畑に行けば必ず小さな発見や感動が待っている

公開日: 更新日:

 野菜づくりが面白くなってくると、ついあれもこれもと、いろいろな作物に手を出すようになる。しかし、そんな一時の熱もやがては冷め、自分のつくりたい野菜が自然にいくつかに絞られてくる。

 私も長野の山里に畑を借りていた頃は、多いときで年間30種類以上の野菜をつくった。しかし、今は毎年必ずつくりたいと思うのは、ほんの数種類。
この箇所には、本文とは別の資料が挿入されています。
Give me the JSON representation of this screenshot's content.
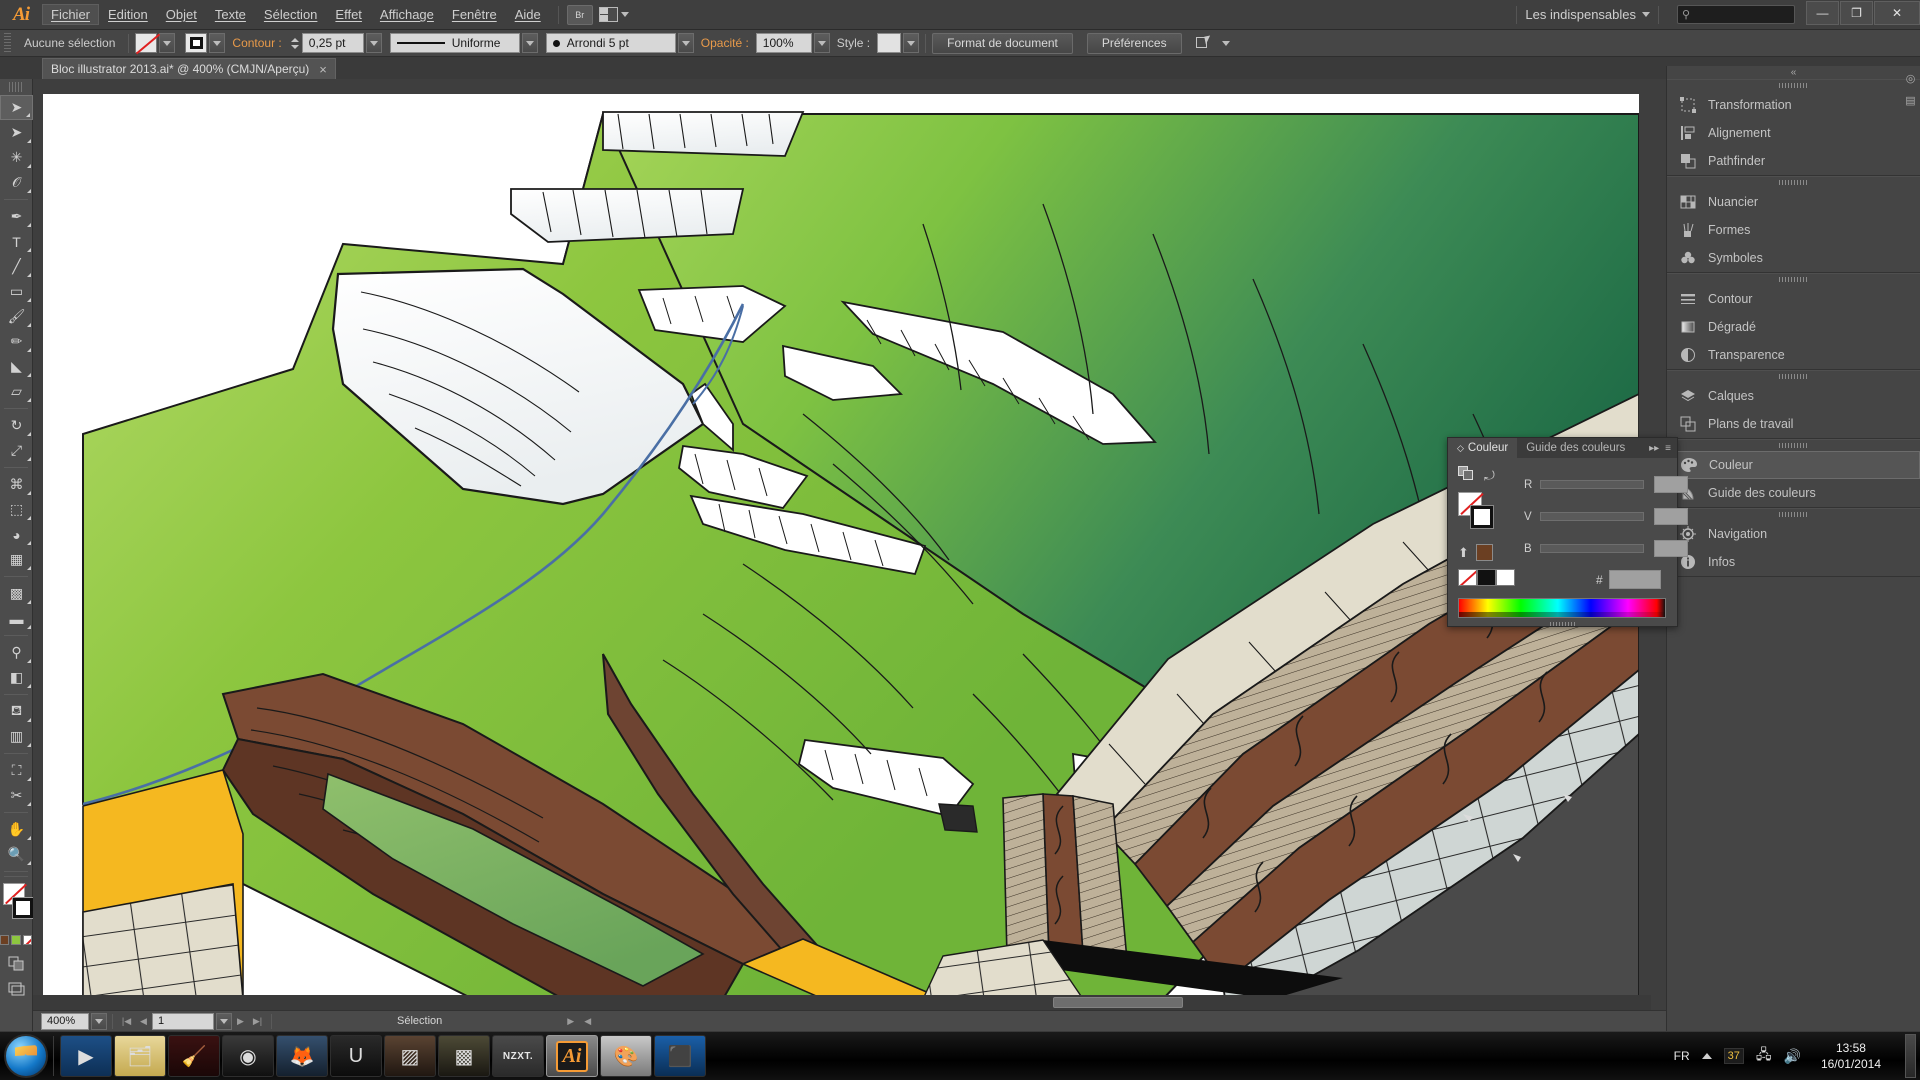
{
  "app": {
    "name": "Adobe Illustrator",
    "logo_text": "Ai",
    "workspace": "Les indispensables",
    "search_placeholder": "",
    "bridge_label": "Br"
  },
  "menubar": {
    "items": [
      {
        "label": "Fichier",
        "mnemonic": "F",
        "active": true
      },
      {
        "label": "Edition",
        "mnemonic": "E",
        "active": false
      },
      {
        "label": "Objet",
        "mnemonic": "O",
        "active": false
      },
      {
        "label": "Texte",
        "mnemonic": "x",
        "active": false
      },
      {
        "label": "Sélection",
        "mnemonic": "S",
        "active": false
      },
      {
        "label": "Effet",
        "mnemonic": "f",
        "active": false
      },
      {
        "label": "Affichage",
        "mnemonic": "A",
        "active": false
      },
      {
        "label": "Fenêtre",
        "mnemonic": "n",
        "active": false
      },
      {
        "label": "Aide",
        "mnemonic": "d",
        "active": false
      }
    ]
  },
  "window_controls": {
    "minimize": "—",
    "restore": "❐",
    "close": "✕"
  },
  "controlbar": {
    "selection_status": "Aucune sélection",
    "fill_label": "Fond",
    "stroke_label": "Contour :",
    "stroke_weight": "0,25 pt",
    "stroke_profile": "Uniforme",
    "brush": "Arrondi 5 pt",
    "opacity_label": "Opacité :",
    "opacity_value": "100%",
    "style_label": "Style :",
    "document_setup_button": "Format de document",
    "preferences_button": "Préférences"
  },
  "document": {
    "tab_title": "Bloc illustrator 2013.ai* @ 400% (CMJN/Aperçu)",
    "close_glyph": "×"
  },
  "toolbar": {
    "tools": [
      {
        "name": "selection-tool",
        "glyph": "➤",
        "selected": true
      },
      {
        "name": "direct-selection-tool",
        "glyph": "➤",
        "selected": false
      },
      {
        "name": "magic-wand-tool",
        "glyph": "✳",
        "selected": false
      },
      {
        "name": "lasso-tool",
        "glyph": "𝒪",
        "selected": false
      },
      {
        "name": "pen-tool",
        "glyph": "✒",
        "selected": false
      },
      {
        "name": "type-tool",
        "glyph": "T",
        "selected": false
      },
      {
        "name": "line-segment-tool",
        "glyph": "╱",
        "selected": false
      },
      {
        "name": "rectangle-tool",
        "glyph": "▭",
        "selected": false
      },
      {
        "name": "paintbrush-tool",
        "glyph": "🖌",
        "selected": false
      },
      {
        "name": "pencil-tool",
        "glyph": "✏",
        "selected": false
      },
      {
        "name": "blob-brush-tool",
        "glyph": "◣",
        "selected": false
      },
      {
        "name": "eraser-tool",
        "glyph": "▱",
        "selected": false
      },
      {
        "name": "rotate-tool",
        "glyph": "↻",
        "selected": false
      },
      {
        "name": "scale-tool",
        "glyph": "⤢",
        "selected": false
      },
      {
        "name": "width-tool",
        "glyph": "⌘",
        "selected": false
      },
      {
        "name": "free-transform-tool",
        "glyph": "⬚",
        "selected": false
      },
      {
        "name": "shape-builder-tool",
        "glyph": "◕",
        "selected": false
      },
      {
        "name": "perspective-grid-tool",
        "glyph": "▦",
        "selected": false
      },
      {
        "name": "mesh-tool",
        "glyph": "▩",
        "selected": false
      },
      {
        "name": "gradient-tool",
        "glyph": "▬",
        "selected": false
      },
      {
        "name": "eyedropper-tool",
        "glyph": "⚲",
        "selected": false
      },
      {
        "name": "blend-tool",
        "glyph": "◧",
        "selected": false
      },
      {
        "name": "symbol-sprayer-tool",
        "glyph": "⛾",
        "selected": false
      },
      {
        "name": "column-graph-tool",
        "glyph": "▥",
        "selected": false
      },
      {
        "name": "artboard-tool",
        "glyph": "⛶",
        "selected": false
      },
      {
        "name": "slice-tool",
        "glyph": "✂",
        "selected": false
      },
      {
        "name": "hand-tool",
        "glyph": "✋",
        "selected": false
      },
      {
        "name": "zoom-tool",
        "glyph": "🔍",
        "selected": false
      }
    ]
  },
  "statusbar": {
    "zoom_level": "400%",
    "page_number": "1",
    "status_text": "Sélection"
  },
  "dock": {
    "groups": [
      {
        "items": [
          {
            "label": "Transformation",
            "icon": "transform-icon",
            "active": false
          },
          {
            "label": "Alignement",
            "icon": "align-icon",
            "active": false
          },
          {
            "label": "Pathfinder",
            "icon": "pathfinder-icon",
            "active": false
          }
        ]
      },
      {
        "items": [
          {
            "label": "Nuancier",
            "icon": "swatches-icon",
            "active": false
          },
          {
            "label": "Formes",
            "icon": "brushes-icon",
            "active": false
          },
          {
            "label": "Symboles",
            "icon": "symbols-icon",
            "active": false
          }
        ]
      },
      {
        "items": [
          {
            "label": "Contour",
            "icon": "stroke-icon",
            "active": false
          },
          {
            "label": "Dégradé",
            "icon": "gradient-icon",
            "active": false
          },
          {
            "label": "Transparence",
            "icon": "transparency-icon",
            "active": false
          }
        ]
      },
      {
        "items": [
          {
            "label": "Calques",
            "icon": "layers-icon",
            "active": false
          },
          {
            "label": "Plans de travail",
            "icon": "artboards-icon",
            "active": false
          }
        ]
      },
      {
        "items": [
          {
            "label": "Couleur",
            "icon": "color-icon",
            "active": true
          },
          {
            "label": "Guide des couleurs",
            "icon": "color-guide-icon",
            "active": false
          }
        ]
      },
      {
        "items": [
          {
            "label": "Navigation",
            "icon": "navigator-icon",
            "active": false
          },
          {
            "label": "Infos",
            "icon": "info-icon",
            "active": false
          }
        ]
      }
    ]
  },
  "color_panel": {
    "tabs": [
      {
        "label": "Couleur",
        "active": true
      },
      {
        "label": "Guide des couleurs",
        "active": false
      }
    ],
    "channels": [
      {
        "label": "R",
        "value": ""
      },
      {
        "label": "V",
        "value": ""
      },
      {
        "label": "B",
        "value": ""
      }
    ],
    "hex_label": "#",
    "hex_value": "",
    "recent_swatch": "#6B3F22",
    "none_label": "Sans",
    "black_label": "Noir",
    "white_label": "Blanc"
  },
  "artwork": {
    "description": "Bloc-diagramme géologique 3D",
    "palette": {
      "grass_light": "#8DC63F",
      "grass_mid": "#7DBF3C",
      "grass_dark": "#2F7A4B",
      "grass_deep": "#1E6B46",
      "snow": "#FFFFFF",
      "snow_shadow": "#E4E8EA",
      "brown_rock": "#7B4A33",
      "brown_dark": "#5E3524",
      "brown_mid": "#6E4432",
      "sand_tan": "#BEB199",
      "cream": "#E2DDCC",
      "pale_grey": "#CFD6D4",
      "dark_grey": "#4A4A4A",
      "yellow": "#F5B820",
      "river_blue": "#4A6FA5",
      "outline": "#1A1A1A"
    }
  },
  "taskbar": {
    "apps": [
      {
        "name": "media-player",
        "glyph": "▶",
        "active": false
      },
      {
        "name": "windows-explorer",
        "glyph": "🗂",
        "active": false
      },
      {
        "name": "ccleaner",
        "glyph": "🧹",
        "active": false
      },
      {
        "name": "steam",
        "glyph": "◉",
        "active": false
      },
      {
        "name": "firefox",
        "glyph": "🦊",
        "active": false
      },
      {
        "name": "ubisoft-game",
        "glyph": "U",
        "active": false
      },
      {
        "name": "game-thumbnail-1",
        "glyph": "▨",
        "active": false
      },
      {
        "name": "game-thumbnail-2",
        "glyph": "▩",
        "active": false
      },
      {
        "name": "nzxt-cam",
        "glyph": "NZXT.",
        "active": false
      },
      {
        "name": "adobe-illustrator",
        "glyph": "Ai",
        "active": true
      },
      {
        "name": "paint-app",
        "glyph": "🎨",
        "active": false
      },
      {
        "name": "driver-booster",
        "glyph": "⬛",
        "active": false
      }
    ],
    "tray": {
      "language": "FR",
      "network_badge": "37",
      "time": "13:58",
      "date": "16/01/2014"
    }
  }
}
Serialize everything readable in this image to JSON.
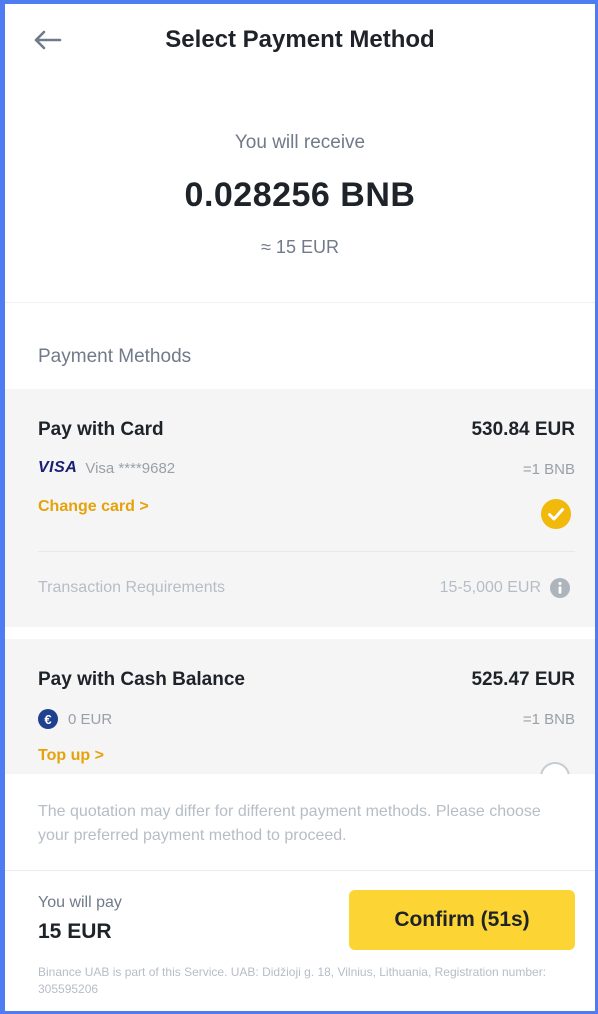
{
  "header": {
    "title": "Select Payment Method",
    "back_icon": "arrow-left-icon"
  },
  "receive": {
    "label": "You will receive",
    "amount": "0.028256 BNB",
    "fiat_equivalent": "≈ 15 EUR"
  },
  "payment_methods": {
    "heading": "Payment Methods",
    "card": {
      "name": "Pay with Card",
      "amount": "530.84 EUR",
      "brand_logo": "VISA",
      "card_label": "Visa ****9682",
      "rate": "=1 BNB",
      "change_link": "Change card >",
      "selected": true,
      "requirements_label": "Transaction Requirements",
      "requirements_value": "15-5,000 EUR"
    },
    "cash": {
      "name": "Pay with Cash Balance",
      "amount": "525.47 EUR",
      "balance": "0 EUR",
      "balance_symbol": "€",
      "rate": "=1 BNB",
      "topup_link": "Top up >",
      "selected": false
    }
  },
  "disclaimer": "The quotation may differ for different payment methods. Please choose your preferred payment method to proceed.",
  "footer": {
    "pay_label": "You will pay",
    "pay_amount": "15 EUR",
    "confirm_label": "Confirm (51s)",
    "legal": "Binance UAB is part of this Service. UAB: Didžioji g. 18, Vilnius, Lithuania, Registration number: 305595206"
  },
  "colors": {
    "accent": "#fcd535",
    "link": "#e6a20a",
    "frame": "#4f7cf0"
  }
}
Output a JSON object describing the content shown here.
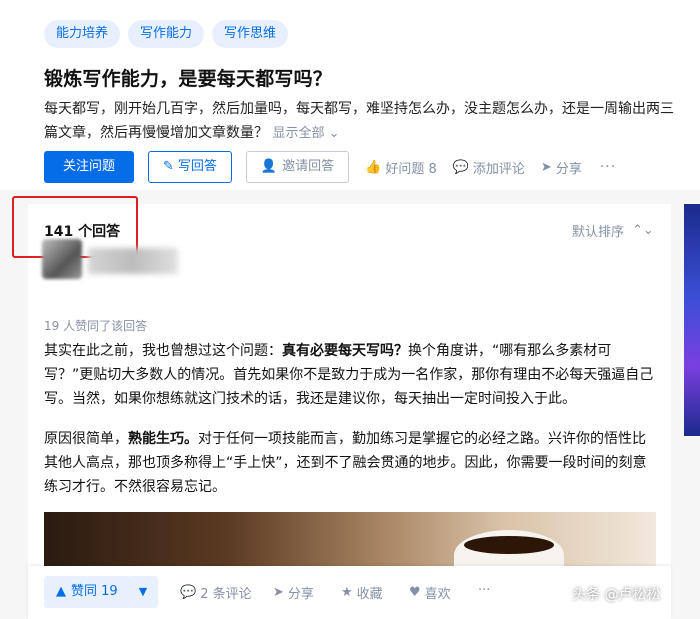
{
  "tags": [
    "能力培养",
    "写作能力",
    "写作思维"
  ],
  "question": {
    "title": "锻炼写作能力，是要每天都写吗？",
    "detail": "每天都写，刚开始几百字，然后加量吗，每天都写，难坚持怎么办，没主题怎么办，还是一周输出两三篇文章，然后再慢慢增加文章数量？",
    "show_all": "显示全部"
  },
  "actions": {
    "follow": "关注问题",
    "write": "写回答",
    "invite": "邀请回答",
    "good_question": "好问题 8",
    "add_comment": "添加评论",
    "share": "分享",
    "more": "···"
  },
  "answers": {
    "count_label": "141 个回答",
    "sort_label": "默认排序"
  },
  "answer": {
    "votes_note": "19 人赞同了该回答",
    "p1_a": "其实在此之前，我也曾想过这个问题：",
    "p1_bold": "真有必要每天写吗？",
    "p1_b": "换个角度讲，“哪有那么多素材可写？”更贴切大多数人的情况。首先如果你不是致力于成为一名作家，那你有理由不必每天强逼自己写。当然，如果你想练就这门技术的话，我还是建议你，每天抽出一定时间投入于此。",
    "p2_a": "原因很简单，",
    "p2_bold": "熟能生巧。",
    "p2_b": "对于任何一项技能而言，勤加练习是掌握它的必经之路。兴许你的悟性比其他人高点，那也顶多称得上“手上快”，还到不了融会贯通的地步。因此，你需要一段时间的刻意练习才行。不然很容易忘记。"
  },
  "bottom_bar": {
    "upvote": "赞同 19",
    "comments": "2 条评论",
    "share": "分享",
    "favorite": "收藏",
    "like": "喜欢",
    "more": "···"
  },
  "watermark": "头条 @卢松松",
  "colors": {
    "accent": "#056de8",
    "muted": "#8590a6",
    "highlight_box": "#e02020"
  }
}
そのうちのひとつがトマトだ。

 今年も自宅から1キロほどのところに借りた畑で、ミニトマトを2株、大玉トマトを3株栽培している。どちらにもすでに丸いくるんとした実がつき始めているが、そのつややかな緑色の何と美しいことか。そして、あちこちに咲いているトマトたちの黄色い花の何と可愛らしいことか。雨でない限りは、私は毎日畑に通うが、それは行けば必ずこうした小さな発見や感動が待っているからだ。

 さて、これから7月、8月と夏が深まっていくと、ミニトマトも大玉トマトも連日、採れて採れてという日々がやってくる。生食だけでは、とても食べきれない。この時期、わが家で何度も繰り返し行うのはトマトペーストづくりだ。やり方はいたって簡単で、ヘタを取ったミニトマトや大玉トマトを大きな鍋に放り込み、加熱するだけ。水は加えない。加熱を始めてしばらくすると、煮崩れたトマトから驚くほど大量の水分が出てくるからだ。